B Vitamins for Cats

Vitamins for cats are usually provided by well-balanced cat food formulas. Healthy cats that are well fed do not need vitamin supplements. Only cats recovering from a health condition, senior cats, cats that are anemic, dehydrated or have been losing water due to some other cause are normally prescribed vitamins. The B vitamins are essential for cell building and development, for normal kidney function and energy production. As vitamin B is water soluble, it can easily become scarce. If you notice any of the symptoms of B vitamin deficiency you have to call your veterinarian and get some supplements.

When to Administer B Vitamins for Cats

B vitamins are water-soluble, which means that they are not stored by the body, but rather eliminated through urine. Cats are more prone to B vitamin deficiency than dogs. If your cat has gone without food or water for several days, there is a high chance that he has also lost a lot of B vitamin. A cat that has been on a poor diet can lack B vitamins. The B vitamins may be lost during the processing of certain commercial food. Fish that has not been properly processed can interfere with B vitamin absorption.

The vitamins can be administered in the following situations also:

  • Cats suffering from kidney disease or kidney failure will be prescribed B12 vitamin injections.
  • Veterinarians often prescribe B12 vitamin injections to cats with anemia.
  • Bowel disorders affecting the stomach, intestines or pancreas can affect the absorption of vitamin B.
  • Vomiting or diarrhea cause dehydration and loss of vitamin.
  • Loss of appetite and general lethargy can also be signs that your cat lacks vitamin B. Due to this deficiency, the body is not producing the energy it needs.
  • Severe forms of vitamin B deficiency can lead to seizures and depression in cats

How Vitamin B Is Administered

The B vitamins are available in complex vitamin formulas for cats, but there is no specially formulated B vitamin for cats only. Veterinarians might prescribe B12 (cobalamine) or the B vitamin complex orally or through injections. As oral vitamin B is formulated for humans, it contains sugar and flavors which may not be appealing for a cat. The injections are more often recommended, because they are subcutaneous (given under the skin) and therefore almost pain-free.

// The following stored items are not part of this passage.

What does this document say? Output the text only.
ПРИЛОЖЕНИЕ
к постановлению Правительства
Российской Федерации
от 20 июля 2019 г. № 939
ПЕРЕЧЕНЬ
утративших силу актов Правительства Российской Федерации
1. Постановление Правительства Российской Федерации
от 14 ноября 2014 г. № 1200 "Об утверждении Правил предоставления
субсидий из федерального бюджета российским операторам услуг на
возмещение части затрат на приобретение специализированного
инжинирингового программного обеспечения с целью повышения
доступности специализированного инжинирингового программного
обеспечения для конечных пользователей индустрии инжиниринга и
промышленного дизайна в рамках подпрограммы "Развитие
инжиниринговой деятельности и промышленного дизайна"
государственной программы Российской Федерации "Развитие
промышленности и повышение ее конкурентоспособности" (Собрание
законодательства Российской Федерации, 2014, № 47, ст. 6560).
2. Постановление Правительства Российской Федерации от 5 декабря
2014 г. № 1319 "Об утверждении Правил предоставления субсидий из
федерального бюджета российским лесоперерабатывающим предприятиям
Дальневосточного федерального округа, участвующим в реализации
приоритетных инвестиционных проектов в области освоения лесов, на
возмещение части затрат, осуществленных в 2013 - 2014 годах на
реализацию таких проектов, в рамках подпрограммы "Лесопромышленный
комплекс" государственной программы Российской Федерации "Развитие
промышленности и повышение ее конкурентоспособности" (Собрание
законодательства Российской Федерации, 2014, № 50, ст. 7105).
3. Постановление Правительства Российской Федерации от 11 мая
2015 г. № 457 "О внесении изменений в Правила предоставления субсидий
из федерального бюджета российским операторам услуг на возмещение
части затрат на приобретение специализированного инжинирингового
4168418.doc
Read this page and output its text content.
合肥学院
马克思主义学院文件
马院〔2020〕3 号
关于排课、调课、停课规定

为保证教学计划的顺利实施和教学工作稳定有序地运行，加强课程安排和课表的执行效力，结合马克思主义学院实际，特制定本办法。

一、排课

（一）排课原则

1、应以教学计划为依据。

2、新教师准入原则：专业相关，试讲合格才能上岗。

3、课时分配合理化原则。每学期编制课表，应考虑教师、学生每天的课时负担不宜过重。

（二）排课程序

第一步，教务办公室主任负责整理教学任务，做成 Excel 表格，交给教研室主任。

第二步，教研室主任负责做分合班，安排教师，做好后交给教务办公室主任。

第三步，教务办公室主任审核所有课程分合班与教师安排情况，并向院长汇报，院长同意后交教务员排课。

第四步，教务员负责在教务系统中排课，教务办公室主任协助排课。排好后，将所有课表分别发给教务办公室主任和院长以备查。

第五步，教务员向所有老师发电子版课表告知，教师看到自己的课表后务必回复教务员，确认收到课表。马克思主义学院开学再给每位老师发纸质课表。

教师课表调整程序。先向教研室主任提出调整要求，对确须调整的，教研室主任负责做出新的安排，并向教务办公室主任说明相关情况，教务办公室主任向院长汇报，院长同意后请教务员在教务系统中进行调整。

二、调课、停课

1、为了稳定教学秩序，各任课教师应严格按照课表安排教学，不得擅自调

If you need to give your cat B12 injections, you should have your veterinarian show you how to administer the shots. The best spot to give the injection is the loose skin in the neck area (the skin a mother grabs her kittens by). Grab the loose skin, insert the needle (you do not need to go deeper than 2 mm) and empty the syringe.

Risks of B Vitamins for Cats

Although vitamin B is not toxic, giving a high dose might cause anaphylactic shock. Animals that are known to be hypersensitive to cobalamine or cobalt should not be given B12.